All this will result in increased investment in injection molding equipment in the second half of 2010 and beyond, Wood said.
Last year, plastics machinery already was facing challenges from auctions dumping used equipment on the market, and weakness in key markets of construction and automotive. Then last fall, the economy declined sharply in the United States and around the world crimping capital investment for industrial machinery.
The fourth quarter of 2008 was especially brutal for injection presses, where shipments fell 19 percent from the fourth quarter of 2007, and auxiliaries, where bookings plunged 33 percent from the final quarter a year ago, according to the report.

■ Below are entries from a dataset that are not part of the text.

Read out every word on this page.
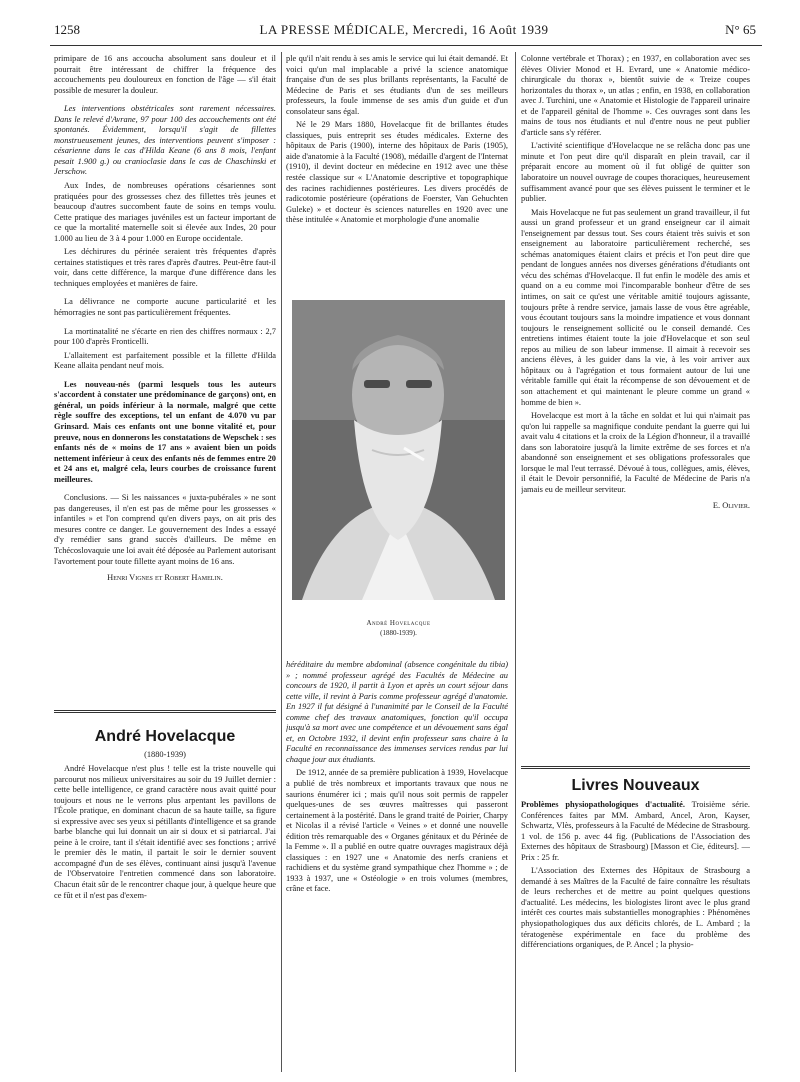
1258	LA PRESSE MÉDICALE, Mercredi, 16 Août 1939	N° 65

primipare de 16 ans accoucha absolument sans douleur et il pourrait être intéressant de chiffrer la fréquence des accouchements peu douloureux en fonction de l'âge — s'il était possible de mesurer la douleur.

Les interventions obstétricales sont rarement nécessaires. Dans le relevé d'Avrane, 97 pour 100 des accouchements ont été spontanés. Évidemment, lorsqu'il s'agit de fillettes monstrueusement jeunes, des interventions peuvent s'imposer : césarienne dans le cas d'Hilda Keane (6 ans 8 mois, l'enfant pesait 1.900 g.) ou cranioclasie dans le cas de Chaschinski et Jerschow.

Aux Indes, de nombreuses opérations césariennes sont pratiquées pour des grossesses chez des fillettes très jeunes et beaucoup d'autres succombent faute de soins en temps voulu. Cette pratique des mariages juvéniles est un facteur important de ce que la mortalité maternelle soit si élevée aux Indes, 20 pour 1.000 au lieu de 3 à 4 pour 1.000 en Europe occidentale.

Les déchirures du périnée seraient très fréquentes d'après certaines statistiques et très rares d'après d'autres. Peut-être faut-il voir, dans cette différence, la marque d'une différence dans les techniques employées et manières de faire.

La délivrance ne comporte aucune particularité et les hémorragies ne sont pas particulièrement fréquentes.

La mortinatalité ne s'écarte en rien des chiffres normaux : 2,7 pour 100 d'après Fronticelli.

L'allaitement est parfaitement possible et la fillette d'Hilda Keane allaita pendant neuf mois.

Les nouveau-nés (parmi lesquels tous les auteurs s'accordent à constater une prédominance de garçons) ont, en général, un poids inférieur à la normale, malgré que cette règle souffre des exceptions, tel un enfant de 4.070 vu par Grinsard. Mais ces enfants ont une bonne vitalité et, pour preuve, nous en donnerons les constatations de Wepschek : ses enfants nés de « moins de 17 ans » avaient bien un poids nettement inférieur à ceux des enfants nés de femmes entre 20 et 24 ans et, malgré cela, leurs courbes de croissance furent meilleures.

Conclusions. — Si les naissances « juxta-pubérales » ne sont pas dangereuses, il n'en est pas de même pour les grossesses « infantiles » et l'on comprend qu'en divers pays, on ait pris des mesures contre ce danger. Le gouvernement des Indes a essayé d'y remédier sans grand succès d'ailleurs. De même en Tchécoslovaquie une loi avait été déposée au Parlement autorisant l'avortement pour toute fillette ayant moins de 16 ans.

Henri Vignes et Robert Hamelin.
André Hovelacque
(1880-1939)

André Hovelacque n'est plus ! telle est la triste nouvelle qui parcourut nos milieux universitaires au soir du 19 Juillet dernier : cette belle intelligence, ce grand caractère nous avait quitté pour toujours et nous ne le verrons plus arpentant les pavillons de l'École pratique, en dominant chacun de sa haute taille, sa figure si expressive avec ses yeux si pétillants d'intelligence et sa grande barbe blanche qui lui donnait un air si doux et si patriarcal. J'ai peine à le croire, tant il s'était identifié avec ses fonctions ; arrivé le premier dès le matin, il partait le soir le dernier souvent accompagné d'un de ses élèves, continuant ainsi jusqu'à l'avenue de l'Observatoire l'entretien commencé dans son laboratoire. Chacun était sûr de le rencontrer chaque jour, à quelque heure que ce fût et il n'est pas d'exem-

ple qu'il n'ait rendu à ses amis le service qui lui était demandé. Et voici qu'un mal implacable a privé la science anatomique française d'un de ses plus brillants représentants, la Faculté de Médecine de Paris et ses étudiants d'un de ses meilleurs professeurs, la foule immense de ses amis d'un guide et d'un consolateur sans égal.

Né le 29 Mars 1880, Hovelacque fit de brillantes études classiques, puis entreprit ses études médicales. Externe des hôpitaux de Paris (1900), interne des hôpitaux de Paris (1905), aide d'anatomie à la Faculté (1908), médaille d'argent de l'Internat (1910), il devint docteur en médecine en 1912 avec une thèse restée classique sur « L'Anatomie descriptive et topographique des racines rachidiennes postérieures. Les divers procédés de radicotomie postérieure (opérations de Foerster, Van Gehuchten Guleke) » et docteur ès sciences naturelles en 1920 avec une thèse intitulée « Anatomie et morphologie d'une anomalie

André Hovelacque
(1880-1939).

héréditaire du membre abdominal (absence congénitale du tibia) » ; nommé professeur agrégé des Facultés de Médecine au concours de 1920, il partit à Lyon et après un court séjour dans cette ville, il revint à Paris comme professeur agrégé d'anatomie. En 1927 il fut désigné à l'unanimité par le Conseil de la Faculté comme chef des travaux anatomiques, fonction qu'il occupa jusqu'à sa mort avec une compétence et un dévouement sans égal et, en Octobre 1932, il devint enfin professeur sans chaire à la Faculté en reconnaissance des immenses services rendus par lui chaque jour aux étudiants.

De 1912, année de sa première publication à 1939, Hovelacque a publié de très nombreux et importants travaux que nous ne saurions énumérer ici ; mais qu'il nous soit permis de rappeler quelques-unes de ses œuvres maîtresses qui passeront certainement à la postérité. Dans le grand traité de Poirier, Charpy et Nicolas il a révisé l'article « Veines » et donné une nouvelle édition très remarquable des « Organes génitaux et du Périnée de la Femme ». Il a publié en outre quatre ouvrages magistraux déjà classiques : en 1927 une « Anatomie des nerfs craniens et rachidiens et du système grand sympathique chez l'homme » ; de 1933 à 1937, une « Ostéologie » en trois volumes (membres, crâne et face.

Colonne vertébrale et Thorax) ; en 1937, en collaboration avec ses élèves Olivier Monod et H. Evrard, une « Anatomie médico-chirurgicale du thorax », bientôt suivie de « Treize coupes horizontales du thorax », un atlas ; enfin, en 1938, en collaboration avec J. Turchini, une « Anatomie et Histologie de l'appareil urinaire et de l'appareil génital de l'homme ». Ces ouvrages sont dans les mains de tous nos étudiants et nul d'entre nous ne peut publier d'article sans s'y référer.

L'activité scientifique d'Hovelacque ne se relâcha donc pas une minute et l'on peut dire qu'il disparaît en plein travail, car il préparait encore au moment où il fut obligé de quitter son laboratoire un nouvel ouvrage de coupes thoraciques, heureusement suffisamment avancé pour que ses élèves puissent le terminer et le publier.

Mais Hovelacque ne fut pas seulement un grand travailleur, il fut aussi un grand professeur et un grand enseigneur car il aimait l'enseignement par dessus tout. Ses cours étaient très suivis et son enseignement au laboratoire particulièrement recherché, ses schémas anatomiques étaient clairs et précis et l'on peut dire que pendant de longues années nos diverses générations d'étudiants ont vécu des schémas d'Hovelacque. Il fut enfin le modèle des amis et quand on a eu comme moi l'incomparable bonheur d'être de ses intimes, on sait ce qu'est une véritable amitié toujours agissante, toujours prête à rendre service, jamais lasse de vous être agréable, vous écoutant toujours sans la moindre impatience et vous donnant toujours le renseignement sollicité ou le conseil demandé. Ces entretiens intimes étaient toute la joie d'Hovelacque et son seul repos au milieu de son labeur immense. Il aimait à recevoir ses anciens élèves, à les guider dans la vie, à les voir arriver aux hôpitaux ou à l'agrégation et tous formaient autour de lui une véritable famille qui était la récompense de son dévouement et de son attachement et qui maintenant le pleure comme un grand « homme de bien ».

Hovelacque est mort à la tâche en soldat et lui qui n'aimait pas qu'on lui rappelle sa magnifique conduite pendant la guerre qui lui avait valu 4 citations et la croix de la Légion d'honneur, il a travaillé dans son laboratoire jusqu'à la limite extrême de ses forces et n'a abandonné son enseignement et ses obligations professorales que lorsque le mal l'eut terrassé. Dévoué à tous, collègues, amis, élèves, il était le Devoir personnifié, la Faculté de Médecine de Paris n'a jamais eu de meilleur serviteur.

E. Olivier.
Livres Nouveaux

Problèmes physiopathologiques d'actualité. Troisième série. Conférences faites par MM. Ambard, Ancel, Aron, Kayser, Schwartz, Vlès, professeurs à la Faculté de Médecine de Strasbourg. 1 vol. de 156 p. avec 44 fig. (Publications de l'Association des Externes des hôpitaux de Strasbourg) [Masson et Cie, éditeurs]. — Prix : 25 fr.

L'Association des Externes des Hôpitaux de Strasbourg a demandé à ses Maîtres de la Faculté de faire connaître les résultats de leurs recherches et de mettre au point quelques questions d'actualité. Les médecins, les biologistes liront avec le plus grand intérêt ces courtes mais substantielles monographies : Phénomènes physiopathologiques dus aux déficits chlorés, de L. Ambard ; la tératogenèse expérimentale en face du problème des différenciations organiques, de P. Ancel ; la physio-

SPI reports shipments of all primary plastics equipment declined for the third year in a row, falling to $792 million in 2008, down 10 percent from 2007. The total number of units shipped declined 14 percent for the year. The category of primary equipment does not include auxiliaries and screws and barrels.
Washington-based SPI's Committee on Equipment Statistics compiles the data.
Here is a look at other sectors:
Extruders For the year, SPI reported shipments of 863 extruders, down 11 percent from 2007. The category includes both single- and twin-screw extruders. Measured by dollars, the 2008 shipments were valued at $134.5 million, a 4 percent decline.
SPI said the severe recession should continue in residential construction until 2010, hurting sales of extruders into pipe, siding and windows. Retail sales should show a small gain this year, and the rebound in packaging, combined with lower resin prices, should improve profitability for processors in that segment in the latter months of 2009 and should spur investment in extruders next year and beyond, the trade association said.
Blow molding machines Shipments declined by nine units, to 90 blow molding lines in 2008. The machines were valued at $78.8 million, which was 2 percent higher than in 2007, SPI said.
Despite volatility in resin prices in recent years, overall demand for blow molded packaging is increasing over the long term. Relatively low resin prices this year should help out blow molding, SPI said.
Auxiliary equipment SPI said total bookings of auxiliaries were $292 million, down 11 percent from the 2007 level. Weak market conditions should persist through the end of this year, the report said, before a recovery for auxiliaries begins in 2010 and gains momentum in 2011.
SPI said once the recession ends, demand should increase steadily for auxiliary equipment that boosts productivity and energy efficiency, and reduces labor costs.
Components Total shipments of screws and barrels declined 12 percent in 2008, to 14,547 units. The component segment covers injection molding and extrusion. Screws and barrels were expected to decline further in the first half of 2009 and then rebound late in the year and through 2010, the report said.